Monday, April 28, 2014

Books: Population: 485; Truck; and Coop by Michael Perry

These three books tell a chronologic story of Michael Perry's adult life.

He is single in the beginning, living, writing and working as a first responder / EMS / firefighter in a small Midwestern town (pop. 485). He writes with humor and a serious love for this place.

He also writes of his job: "I answered two consecutive pages, the first for a wounded cop, and the second for the man who shot him…The cop kept telling us how much it hurt, and when he couldn't talk, he squeezed my hand. We were deeply relieved when we delivered him alive…The ER doc stuck his head in, took one look [at the shooter who had tried to blow his brains out] and shook his head. Then he told us the cop had died…Ten years later, I called Phil, and he says the image he retains is the cop's gun belt on the bloody ambulance floor, the buckle open, the holster empty."

Michael is self-deprecating, ruminative and usually just very funny.

In Truck, he falls in love with Annelise and her small daughter, Amy; he restores a 1951 International Harvester pickup truck with a lot of help from his friends and continues his daily life: "Which is to say after all the conscientious nibbling, I would fling myself off the wagon. Follow the tofu nibbles with deep-fried cheese curds. Lay a foundation of fresh vegetable salad, then brick it over with half a tray of caramel bars. Skinless chicken followed by chocolate of any formation or quality. Carrots and half a bag of mini-doughnuts…."

But not all humor: "The radio show about Rwanda sets a sadness in me that will recur for days, compounded by my awareness that such moping is at best impotent and at worst cosmically insulting to those who suffer whether you mope or not…And yet it is the very voluminous evidence of the horrible things we willingly visit upon each other…that invests a willing act of kindness, the tiniest touch or gentle word to a friend or stranger, with energy powerful enough to reverberate around the universe.
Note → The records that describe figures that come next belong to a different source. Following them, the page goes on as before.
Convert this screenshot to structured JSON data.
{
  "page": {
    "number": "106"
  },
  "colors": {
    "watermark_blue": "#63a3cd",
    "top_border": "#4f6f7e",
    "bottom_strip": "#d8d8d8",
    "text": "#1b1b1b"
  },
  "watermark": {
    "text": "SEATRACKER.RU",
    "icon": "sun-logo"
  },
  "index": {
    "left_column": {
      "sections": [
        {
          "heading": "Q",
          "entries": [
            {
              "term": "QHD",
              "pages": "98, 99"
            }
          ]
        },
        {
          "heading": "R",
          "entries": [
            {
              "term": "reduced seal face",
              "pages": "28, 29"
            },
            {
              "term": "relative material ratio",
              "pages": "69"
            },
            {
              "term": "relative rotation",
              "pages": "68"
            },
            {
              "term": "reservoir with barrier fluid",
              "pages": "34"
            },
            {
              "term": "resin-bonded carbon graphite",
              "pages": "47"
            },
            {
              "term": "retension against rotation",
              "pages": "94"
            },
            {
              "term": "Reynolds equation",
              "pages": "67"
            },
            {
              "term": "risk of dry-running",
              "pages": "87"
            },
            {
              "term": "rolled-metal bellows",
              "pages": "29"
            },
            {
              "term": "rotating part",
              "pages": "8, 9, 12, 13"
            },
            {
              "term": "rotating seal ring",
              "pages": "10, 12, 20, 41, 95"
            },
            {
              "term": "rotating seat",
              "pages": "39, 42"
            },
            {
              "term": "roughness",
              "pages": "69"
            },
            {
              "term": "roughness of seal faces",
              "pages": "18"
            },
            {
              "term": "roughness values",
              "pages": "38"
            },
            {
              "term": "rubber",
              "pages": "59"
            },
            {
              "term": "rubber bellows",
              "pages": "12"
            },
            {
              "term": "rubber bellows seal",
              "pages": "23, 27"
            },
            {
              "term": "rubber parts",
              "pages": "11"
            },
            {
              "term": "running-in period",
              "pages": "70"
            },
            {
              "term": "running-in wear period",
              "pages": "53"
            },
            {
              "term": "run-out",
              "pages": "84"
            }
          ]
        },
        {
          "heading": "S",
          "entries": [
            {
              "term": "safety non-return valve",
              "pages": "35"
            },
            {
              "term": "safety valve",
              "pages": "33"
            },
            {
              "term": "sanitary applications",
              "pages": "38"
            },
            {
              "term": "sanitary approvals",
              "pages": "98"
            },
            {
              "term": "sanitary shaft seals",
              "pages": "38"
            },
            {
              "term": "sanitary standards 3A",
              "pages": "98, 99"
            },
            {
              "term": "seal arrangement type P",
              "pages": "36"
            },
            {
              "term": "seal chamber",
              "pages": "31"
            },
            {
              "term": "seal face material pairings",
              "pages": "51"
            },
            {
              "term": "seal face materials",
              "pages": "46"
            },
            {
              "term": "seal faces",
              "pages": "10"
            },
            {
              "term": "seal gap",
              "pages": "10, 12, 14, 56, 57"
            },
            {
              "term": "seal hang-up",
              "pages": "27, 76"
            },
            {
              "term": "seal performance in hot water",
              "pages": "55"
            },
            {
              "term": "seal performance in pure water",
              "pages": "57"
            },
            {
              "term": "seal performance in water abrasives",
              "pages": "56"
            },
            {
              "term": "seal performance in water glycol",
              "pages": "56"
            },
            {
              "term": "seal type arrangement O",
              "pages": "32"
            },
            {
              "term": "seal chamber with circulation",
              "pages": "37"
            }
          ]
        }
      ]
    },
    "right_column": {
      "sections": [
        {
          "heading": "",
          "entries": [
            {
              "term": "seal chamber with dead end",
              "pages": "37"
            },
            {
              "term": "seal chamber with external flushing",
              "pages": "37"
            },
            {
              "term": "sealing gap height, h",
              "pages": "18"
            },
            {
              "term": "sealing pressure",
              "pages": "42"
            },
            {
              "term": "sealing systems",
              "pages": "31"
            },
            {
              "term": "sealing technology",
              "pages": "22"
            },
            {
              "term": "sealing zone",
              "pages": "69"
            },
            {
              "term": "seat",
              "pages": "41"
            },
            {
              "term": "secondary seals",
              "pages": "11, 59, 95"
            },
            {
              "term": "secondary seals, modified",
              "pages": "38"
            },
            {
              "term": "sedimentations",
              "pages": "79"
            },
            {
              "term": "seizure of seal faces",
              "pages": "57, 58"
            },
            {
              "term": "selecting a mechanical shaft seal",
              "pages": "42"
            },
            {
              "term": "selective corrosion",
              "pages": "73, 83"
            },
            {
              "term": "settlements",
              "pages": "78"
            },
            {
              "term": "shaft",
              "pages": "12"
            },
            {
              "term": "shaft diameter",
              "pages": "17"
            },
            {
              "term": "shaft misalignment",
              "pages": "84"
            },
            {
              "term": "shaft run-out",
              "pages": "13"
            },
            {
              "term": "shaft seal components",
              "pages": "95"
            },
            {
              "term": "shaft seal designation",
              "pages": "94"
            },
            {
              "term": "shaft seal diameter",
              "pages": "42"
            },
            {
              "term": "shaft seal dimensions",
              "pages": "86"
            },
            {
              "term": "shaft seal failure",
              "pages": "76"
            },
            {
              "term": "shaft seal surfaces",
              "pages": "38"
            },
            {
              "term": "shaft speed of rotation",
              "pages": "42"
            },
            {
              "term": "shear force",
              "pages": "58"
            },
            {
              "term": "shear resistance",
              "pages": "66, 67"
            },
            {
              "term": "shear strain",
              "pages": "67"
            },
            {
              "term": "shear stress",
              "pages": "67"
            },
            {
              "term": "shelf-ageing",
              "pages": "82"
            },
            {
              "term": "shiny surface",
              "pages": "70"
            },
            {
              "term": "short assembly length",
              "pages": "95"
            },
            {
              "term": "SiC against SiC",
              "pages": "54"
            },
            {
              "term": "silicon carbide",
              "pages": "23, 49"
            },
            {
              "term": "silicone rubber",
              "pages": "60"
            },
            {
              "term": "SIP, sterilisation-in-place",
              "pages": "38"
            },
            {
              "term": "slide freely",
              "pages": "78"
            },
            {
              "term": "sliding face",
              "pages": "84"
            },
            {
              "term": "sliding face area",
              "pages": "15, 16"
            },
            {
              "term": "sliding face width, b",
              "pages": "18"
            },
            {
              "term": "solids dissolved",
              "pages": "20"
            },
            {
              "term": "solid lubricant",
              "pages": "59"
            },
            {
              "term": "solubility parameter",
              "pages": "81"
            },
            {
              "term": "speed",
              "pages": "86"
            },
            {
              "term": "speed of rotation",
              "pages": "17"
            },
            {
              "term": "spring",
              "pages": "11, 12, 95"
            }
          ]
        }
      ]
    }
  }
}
And so when I see acts rooted in gentleness and purity, the tears rise "

A lot of sweetness in his novels.

Coop: Marriage and the"full catastrophe" as Zorba says. Of course, not really for Michael as he assures us often how he loves his wife and Amy and their new baby Jane. But his life HAS changed. He settles into a home of his own with ideals of self-sufficiency, with plans and good intentions and hopeful hearts in which everyone who aspires to such has found despair and humor: "Not so long ago I stepped through the front door to find Amy in the middle of the kitchen unrolling a flag-sized poster of me. It was from a book tour stop somewhere back along the line. My visage was full-color and big as a cheese platter. Amy held the poster unfurled before her, and I admit I savored the moment right up until she turned and laid it face up on the bottom on the guinea pig cage."
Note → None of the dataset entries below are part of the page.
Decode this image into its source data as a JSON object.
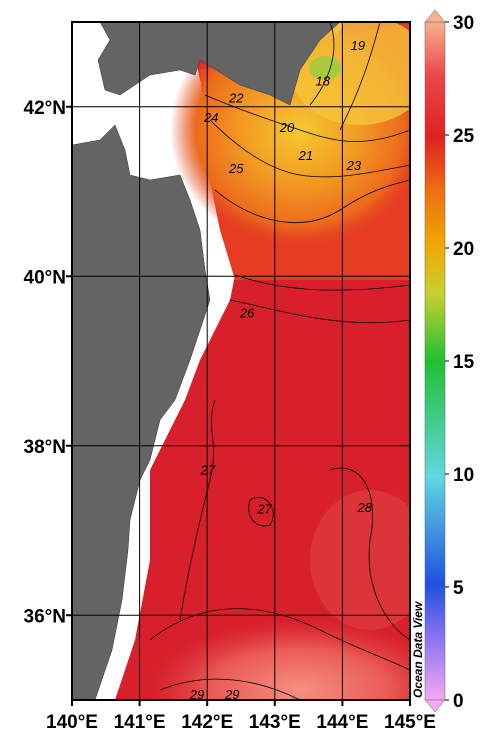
{
  "map": {
    "xlim": [
      140,
      145
    ],
    "ylim": [
      35,
      43
    ],
    "xticks": [
      {
        "value": 140,
        "label": "140°E"
      },
      {
        "value": 141,
        "label": "141°E"
      },
      {
        "value": 142,
        "label": "142°E"
      },
      {
        "value": 143,
        "label": "143°E"
      },
      {
        "value": 144,
        "label": "144°E"
      },
      {
        "value": 145,
        "label": "145°E"
      }
    ],
    "yticks": [
      {
        "value": 36,
        "label": "36°N"
      },
      {
        "value": 38,
        "label": "38°N"
      },
      {
        "value": 40,
        "label": "40°N"
      },
      {
        "value": 42,
        "label": "42°N"
      }
    ],
    "colorbar": {
      "lim": [
        0,
        30
      ],
      "ticks": [
        0,
        5,
        10,
        15,
        20,
        25,
        30
      ]
    },
    "contour_labels": [
      {
        "value": 19,
        "lon": 144.23,
        "lat": 42.73
      },
      {
        "value": 18,
        "lon": 143.71,
        "lat": 42.31
      },
      {
        "value": 22,
        "lon": 142.43,
        "lat": 42.11
      },
      {
        "value": 24,
        "lon": 142.06,
        "lat": 41.88
      },
      {
        "value": 20,
        "lon": 143.18,
        "lat": 41.76
      },
      {
        "value": 21,
        "lon": 143.46,
        "lat": 41.43
      },
      {
        "value": 23,
        "lon": 144.17,
        "lat": 41.31
      },
      {
        "value": 25,
        "lon": 142.43,
        "lat": 41.28
      },
      {
        "value": 26,
        "lon": 142.59,
        "lat": 39.57
      },
      {
        "value": 27,
        "lon": 142.01,
        "lat": 37.72
      },
      {
        "value": 27,
        "lon": 142.85,
        "lat": 37.26
      },
      {
        "value": 28,
        "lon": 144.33,
        "lat": 37.28
      },
      {
        "value": 29,
        "lon": 141.85,
        "lat": 35.07
      },
      {
        "value": 29,
        "lon": 142.37,
        "lat": 35.07
      }
    ],
    "watermark": "Ocean Data View"
  }
}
Pigs, chickens, dogs, sheep, gardening, fencing, haying, writing….and the kids of course, with many remembrances of things past, of his childhood, his parents, their simple and complex lives: "'Let's go check and see if the hay is dry', Dad would say after he kissed Mom and thanked her for lunch…..When you pulled your gloves off after a long day of haying in hot weather…your hands were wet and moist, almost dishpanny and your wrists were matted with bracelets of sodden chaff where the cuffs had clung. It felt good, though, the cool air on your skin."

"When I am forced to cast my eyes beyond my own navel, I realize that a dip in sweet melancholy is every bit as indulgent as a bubble bath. Be joyful, says Wendell Berry, though you have considered all the facts."

Perry considers nearly everything in his life and then gives it to the reader.